Hello and welcome to Reel Opinions.

Today I’m going to be reviewing ‘Ghost Stories’ which is written and directed by Andy Nyman and Jeremy Dyson and they’re the people who actually wrote and created and directed the stage play on which this is based.

It’s kind of a horror anthology although I don’t think that description is entirely accurate because the stories have a bit more of a connective tissue than anthology might suggest, but the basic gist is that this is about a guy called Professor Goodman who is a celebrity debunker of the paranormal. He sees himself as this like really intellectual rationalist and he has an extreme distaste for superstition and basically for any system of belief because it tore his family apart when he was younger because of his dad’s extreme Jewish faith. He chose this career path because of his idol and his inspiration who was another celebrity paranormal debunker; but then this idol went missing no one knew what happened to him and it was kind of ironic that this guy who spent his life deconstructing mysteries would then go missing and become a mystery himself.

So it’s surprising when Dr. Goodman is actually contacted by this guy out of the blue. He goes to visit him and his inspiration has now done a complete 180 and now believes in ghosts. What the guy says is “look, here are three cases that I cannot, with my rational mind, even I can’t explain what happened in these three cases. You take a look at them and if you can tell me, if you can explain how this could happen, how these things could have happened, without ghosts, without the supernatural, then great I’ll sleep easier at night. But I can’t do it.” What the film is then is Professor Goodman going to the three witnesses of these supernatural events, hearing their stories, which are then presented to us, and him trying to figure out whether or not there is a rational explanation for these things. There’s also a more overarching story involving Professor Goodman himself, but that would be criminal to spoil.

So that’s the very basic gist of what this film is about and I want to say I don’t like ghost films that much. Especially modern ghost films. I think they’re all the same, I think that they follow the exact same beats all the time, and I really am getting fed up with ghost films especially after all the Blumhouse stuff and the recent resurgence of them. With that being said this was the closest I’ve ever come to thinking there might be a foreseeable enjoyable future for the genre because I really really liked this film. It’s not particularly scary, and that’s something I’m gonna come to later. That’s my main criticism, that I didn’t find it that effective as a horror film. What it is is very well written with clever jokes, really tight intricate plotting that gets really twisty but never disappears up its own arse, well-rounded likable characters and in some cases unlikable characters that are just as well fleshed out and realized, and it’s so well directed! That was my biggest surprise.
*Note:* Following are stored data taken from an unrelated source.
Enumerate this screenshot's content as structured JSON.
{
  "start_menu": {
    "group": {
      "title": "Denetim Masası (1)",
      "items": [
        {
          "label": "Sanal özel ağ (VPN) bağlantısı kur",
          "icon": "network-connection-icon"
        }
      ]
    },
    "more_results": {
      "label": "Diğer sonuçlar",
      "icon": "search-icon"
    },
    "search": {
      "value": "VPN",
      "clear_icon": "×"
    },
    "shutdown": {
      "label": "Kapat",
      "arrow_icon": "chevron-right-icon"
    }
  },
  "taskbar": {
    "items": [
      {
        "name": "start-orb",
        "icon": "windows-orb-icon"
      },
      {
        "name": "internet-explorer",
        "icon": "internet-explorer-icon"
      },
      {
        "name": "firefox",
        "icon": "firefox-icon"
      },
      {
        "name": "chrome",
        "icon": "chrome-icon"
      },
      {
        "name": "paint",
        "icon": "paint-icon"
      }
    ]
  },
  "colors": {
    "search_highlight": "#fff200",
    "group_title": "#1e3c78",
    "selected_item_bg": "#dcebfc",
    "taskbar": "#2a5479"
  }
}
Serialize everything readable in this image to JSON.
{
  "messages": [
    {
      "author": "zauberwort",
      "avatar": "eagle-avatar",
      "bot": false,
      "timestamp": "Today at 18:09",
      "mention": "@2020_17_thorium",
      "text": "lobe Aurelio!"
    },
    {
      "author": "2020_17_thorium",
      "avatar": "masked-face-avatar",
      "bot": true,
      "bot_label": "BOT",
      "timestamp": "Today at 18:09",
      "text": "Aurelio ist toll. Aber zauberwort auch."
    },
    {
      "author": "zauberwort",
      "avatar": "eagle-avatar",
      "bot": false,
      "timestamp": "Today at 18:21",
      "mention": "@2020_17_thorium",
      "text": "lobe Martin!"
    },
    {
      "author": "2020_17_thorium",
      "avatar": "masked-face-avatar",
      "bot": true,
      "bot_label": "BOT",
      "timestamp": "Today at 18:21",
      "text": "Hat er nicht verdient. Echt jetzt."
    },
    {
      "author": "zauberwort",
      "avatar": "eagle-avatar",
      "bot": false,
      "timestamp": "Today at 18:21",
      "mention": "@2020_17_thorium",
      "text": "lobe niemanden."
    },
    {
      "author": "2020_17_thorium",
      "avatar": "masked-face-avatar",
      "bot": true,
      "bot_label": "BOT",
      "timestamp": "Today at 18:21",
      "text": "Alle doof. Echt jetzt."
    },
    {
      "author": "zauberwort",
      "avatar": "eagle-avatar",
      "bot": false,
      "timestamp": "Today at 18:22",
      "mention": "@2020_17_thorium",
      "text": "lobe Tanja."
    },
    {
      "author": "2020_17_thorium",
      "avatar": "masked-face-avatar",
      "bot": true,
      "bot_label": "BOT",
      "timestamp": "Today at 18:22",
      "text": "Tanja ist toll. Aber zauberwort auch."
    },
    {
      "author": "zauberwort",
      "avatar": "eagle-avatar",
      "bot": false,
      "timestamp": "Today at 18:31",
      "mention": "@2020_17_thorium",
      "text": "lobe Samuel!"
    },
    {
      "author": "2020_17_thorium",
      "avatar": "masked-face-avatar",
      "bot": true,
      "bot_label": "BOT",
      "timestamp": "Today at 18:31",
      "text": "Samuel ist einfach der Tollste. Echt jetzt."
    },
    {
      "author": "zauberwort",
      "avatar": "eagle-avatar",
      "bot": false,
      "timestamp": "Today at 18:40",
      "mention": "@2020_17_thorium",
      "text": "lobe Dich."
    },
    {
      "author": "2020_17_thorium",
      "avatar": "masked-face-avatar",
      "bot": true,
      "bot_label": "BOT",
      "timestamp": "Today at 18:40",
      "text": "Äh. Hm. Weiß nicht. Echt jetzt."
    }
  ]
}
Andy Neyman and Jeremy Dyson, they’ve done stuff before. They’ve dip their toes into acting and into writing. I think Andy Neyman has done like some of the Darren brown stuff but they haven’t made movies before. Obviously they’ve done the stage play but I was so impressed by how well they’ve transitioned into big-screen directing because this is, this looks so much better than all the Blumhouse stuff. This looks like a film made by someone who’s been making films for years. All of the technical aspects are really well done particularly the cinematography in the horror sequences especially. They use the frame in a way that’s always really unsettling and clever the lighting looks brilliant, it’s all great and it means that the sort of tense build-up stuff you’re not just on edge because you’re waiting for a loud noise you’re on edge because they have so well presented and mounted it all. Towards the end as it gets a bit more fantastical they do some really clever visual flourishes as well, so I was really impressed with their directing.

I was also really impressed by all of the performances. We have people like Martin Freeman and Paul Whitehouse who if you’re English you’ll recognize him from adverts or TV (if you’re American maybe not) but they give fantastic performances, but particularly Andy Neyman who is the person I was most impressed with throughout the whole thing. For his acting, for his writing, for his directing. I thought he was great.

It does slip into some of the modern horror cliches. It has the sort of quiet quiet BANG moments, and it has like creepy ghost girls, and those kind of generic things that I think things like The Conjuring and Insidious have turned me against – but it does them way better and it has a lot more going on under the surface. They’ve got a very layered interesting story to it. The whole thing– You get it’s titled as ‘Ghost Stories’ and the best moments of this film feel like that kind of campfire urban legend tale. It’s not just like people wandering around and then a ghost gets in their face and goes BOO it has the construction and the sort of creepiness of a classic ghost story at times, mixed with a modern blend of humor.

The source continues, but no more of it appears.